Code churn
What is code churn?
Code churn refers to the percentage of recently merged code that has been modified or replaced in a short period, typically around three weeks. It's a metric used to measure the stability and maturity of the code in a project. To calculate code churn, you would look at the proportion of lines of code changed relative to the total lines of code in recent commits. This includes lines added, modified, or removed. By examining these changes, you can gauge how much of the newly integrated code requires further adjustments or rewrites, providing insight into ongoing development efforts and potentially unstable parts of the codebase.
Why is code churn important?
Project stability and quality. Tracking code churn can help identify stability issues within a project. High levels of churn might indicate that new code often does not meet project standards or requirements, leading to frequent revisions. This can be a red flag for underlying problems with the project specifications, developer understanding, or the integration process itself, possibly impacting the overall quality of the software.
Resource allocation and management. High churn rates can also signal that more resources might be needed to stabilize the codebase, such as additional developer time or more focused code reviews. Understanding churn helps project managers allocate resources more effectively, ensuring that enough attention is given to areas of the code that are more volatile and potentially problematic.
Predicting project timelines. Code churn can impact project timelines, as unexpected revisions can delay progress. By monitoring churn, project managers can better predict and adjust timelines based on the actual rate at which stable, deployable code is being produced. This makes for more reliable planning and expectation setting with stakeholders.

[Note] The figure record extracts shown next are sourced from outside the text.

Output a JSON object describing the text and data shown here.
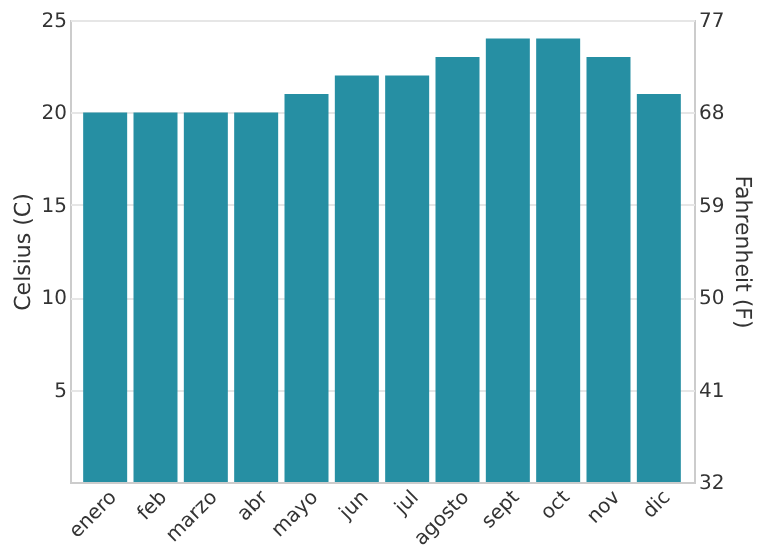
{
  "chart_data": {
    "type": "bar",
    "categories": [
      "enero",
      "feb",
      "marzo",
      "abr",
      "mayo",
      "jun",
      "jul",
      "agosto",
      "sept",
      "oct",
      "nov",
      "dic"
    ],
    "values": [
      20,
      20,
      20,
      20,
      21,
      22,
      22,
      23,
      24,
      24,
      23,
      21
    ],
    "color": "#268fa3",
    "ylabel": "Celsius (C)",
    "y2label": "Fahrenheit (F)",
    "ylim": [
      0,
      25
    ],
    "yticks": [
      5,
      10,
      15,
      20,
      25
    ],
    "y2lim": [
      32,
      77
    ],
    "y2ticks": [
      32,
      41,
      50,
      59,
      68,
      77
    ],
    "grid": "y"
  }
}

What are the limitations of code churn?
Does not indicate root causes. While code churn helps identify areas of frequent change, it does not directly point to the underlying reasons for these changes. Issues might stem from various sources including unclear requirements, technical debt, or developer skill levels. Additional investigation is needed to diagnose and address the root causes effectively.
Can be misleading in periods of rapid development. During phases of aggressive feature development or major refactoring, a high churn rate is expected and can be misleading as an indicator of instability. In these contexts, high churn might actually reflect healthy project evolution rather than problems.
Lack of context about changes. Code churn measures the quantity of change but not the quality or impact. Small, inconsequential changes can be counted the same as critical bug fixes. This lack of granularity means that churn must be interpreted carefully and in the context of other project metrics and insights.
Metrics related to code churn
Change failure rate. Change failure rate measures the percentage of changes that result in failure in production. It’s closely related to code churn because frequent changes in a codebase can lead to instability, increasing the likelihood of failures after deployment. Monitoring both metrics can provide deeper insights into how code modifications impact the overall health of the software in production environments.
Defect density. Defect density calculates the number of defects confirmed in software relative to the size of the code, often measured per thousand lines of code. This metric complements code churn by providing an indication of the quality of the codebase. High churn combined with high defect density can signal that frequent changes are introducing more defects, pointing to issues with the development or testing processes.
Build failure rate. Build failure rate is the percentage of builds that fail. It’s relevant to code churn as frequent code modifications can often lead to integration issues, causing builds to fail. Tracking build failure rate alongside code churn can help teams understand if changes are being integrated smoothly or if they are causing disruptions in the build process, necessitating further review and adjustment of the development workflow.